The Land agitation destroyed servility and paved the way for the emergence of a modern democracy. Under the provisions of the Local Government (Ireland) Act 1898, Grand Juries (which consisted of the chief landowners in each county) were abolished and replaced by county councils with a significant extension of local democracy. The change saw some readjustments to county boundaries including Mayo. These developments were aided by the Gaelic Revival of the late 19th and early 20th centuries. After the defeat of 1916 Easter Rising in Dublin, fourteen of its leaders, including a Westport man, Major John MacBride, were executed. McBride had led a small Irish Brigade in the Boer War in South Africa against the British, and was married for a time to the beautiful Maud Gonne, the love of the poet W.B. Yeats. (Their son, Seán, became an international lawyer of renown, the founder of a political party - Clann na Poblachta, Minister for External Affairs in the first inter-party government in Ireland 1948 - '51, and winner of the Nobel and Lenin Peace Prizes). The historic general election of 1918, in which Sinn Féin candidates won a landslide victory, led to the establishment of 'the first Dáil', or native parliament, in January 1919, which was not recognised by Britain.
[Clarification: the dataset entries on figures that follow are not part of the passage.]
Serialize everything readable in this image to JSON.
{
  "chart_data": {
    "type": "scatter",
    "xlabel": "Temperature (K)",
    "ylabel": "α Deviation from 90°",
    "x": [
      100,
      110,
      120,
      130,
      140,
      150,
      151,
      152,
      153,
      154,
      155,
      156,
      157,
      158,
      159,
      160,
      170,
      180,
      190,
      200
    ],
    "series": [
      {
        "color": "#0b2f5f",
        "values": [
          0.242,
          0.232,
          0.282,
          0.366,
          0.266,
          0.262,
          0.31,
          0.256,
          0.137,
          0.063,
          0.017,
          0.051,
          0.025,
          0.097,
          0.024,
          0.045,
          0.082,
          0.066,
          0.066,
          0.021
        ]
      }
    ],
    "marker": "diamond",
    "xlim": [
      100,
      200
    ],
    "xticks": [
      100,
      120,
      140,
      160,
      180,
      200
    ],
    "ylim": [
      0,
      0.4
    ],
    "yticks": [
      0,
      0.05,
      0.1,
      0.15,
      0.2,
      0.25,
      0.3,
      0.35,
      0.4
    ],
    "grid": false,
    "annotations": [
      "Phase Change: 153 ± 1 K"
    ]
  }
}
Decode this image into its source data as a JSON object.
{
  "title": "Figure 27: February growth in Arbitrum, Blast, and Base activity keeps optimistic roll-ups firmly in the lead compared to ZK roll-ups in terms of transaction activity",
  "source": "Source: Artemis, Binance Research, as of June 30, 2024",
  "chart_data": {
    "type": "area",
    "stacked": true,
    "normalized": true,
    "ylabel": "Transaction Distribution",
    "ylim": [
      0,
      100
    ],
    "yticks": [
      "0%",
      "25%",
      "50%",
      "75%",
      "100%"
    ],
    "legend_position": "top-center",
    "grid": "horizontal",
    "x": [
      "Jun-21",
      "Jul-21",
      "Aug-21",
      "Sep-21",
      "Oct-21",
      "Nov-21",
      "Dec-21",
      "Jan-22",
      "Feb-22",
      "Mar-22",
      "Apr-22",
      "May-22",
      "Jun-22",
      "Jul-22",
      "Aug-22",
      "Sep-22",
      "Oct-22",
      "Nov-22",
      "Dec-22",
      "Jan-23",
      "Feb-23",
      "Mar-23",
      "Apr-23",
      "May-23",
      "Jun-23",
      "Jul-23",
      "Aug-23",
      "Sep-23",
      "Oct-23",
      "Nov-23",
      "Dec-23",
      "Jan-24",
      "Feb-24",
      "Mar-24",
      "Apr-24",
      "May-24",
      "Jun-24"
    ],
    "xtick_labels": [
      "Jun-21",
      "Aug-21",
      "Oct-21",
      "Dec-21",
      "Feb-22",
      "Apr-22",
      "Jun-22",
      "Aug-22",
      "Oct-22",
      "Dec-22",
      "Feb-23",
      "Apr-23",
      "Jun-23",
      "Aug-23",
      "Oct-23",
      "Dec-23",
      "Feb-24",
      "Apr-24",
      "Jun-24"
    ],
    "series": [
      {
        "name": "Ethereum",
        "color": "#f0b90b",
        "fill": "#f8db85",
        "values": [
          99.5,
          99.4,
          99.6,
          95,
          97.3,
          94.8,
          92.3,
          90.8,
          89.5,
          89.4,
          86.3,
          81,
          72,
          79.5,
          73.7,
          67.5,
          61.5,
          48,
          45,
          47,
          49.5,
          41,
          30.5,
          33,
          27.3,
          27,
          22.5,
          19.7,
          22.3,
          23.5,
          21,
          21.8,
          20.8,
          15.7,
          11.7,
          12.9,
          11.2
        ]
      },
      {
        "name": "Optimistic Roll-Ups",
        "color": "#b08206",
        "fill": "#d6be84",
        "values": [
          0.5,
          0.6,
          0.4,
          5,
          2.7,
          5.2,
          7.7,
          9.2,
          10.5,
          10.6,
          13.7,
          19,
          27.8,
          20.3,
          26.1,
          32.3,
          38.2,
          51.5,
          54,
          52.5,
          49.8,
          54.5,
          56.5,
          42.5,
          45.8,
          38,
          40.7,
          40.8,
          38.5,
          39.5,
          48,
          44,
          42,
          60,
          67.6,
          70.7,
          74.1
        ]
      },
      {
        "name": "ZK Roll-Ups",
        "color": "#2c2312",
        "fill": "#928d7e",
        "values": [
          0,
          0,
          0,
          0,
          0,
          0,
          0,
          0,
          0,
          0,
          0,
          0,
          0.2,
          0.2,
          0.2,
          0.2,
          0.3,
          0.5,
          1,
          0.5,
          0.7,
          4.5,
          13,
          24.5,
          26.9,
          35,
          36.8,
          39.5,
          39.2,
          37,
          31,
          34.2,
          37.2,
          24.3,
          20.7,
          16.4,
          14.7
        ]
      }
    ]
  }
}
The first public session in Ireland of the new Republican law courts was held in Ballinrobe on 17 May 1919. These developments were followed by the war of independence, with a number of incidents in County Mayo, notably at Foxford, Islandeady, Toormakeady, Kilmeena and Carrowkennedy near Westport. A truce was declared in July 1921, followed by the Anglo Irish Treaty of 6 December. The subsequent split in Republican ranks led to a tragic civil war (1922 - '23), again with a number of so called 'incidents' in County Mayo, but nothing compared to the atrocities which took place elsewhere in Ireland.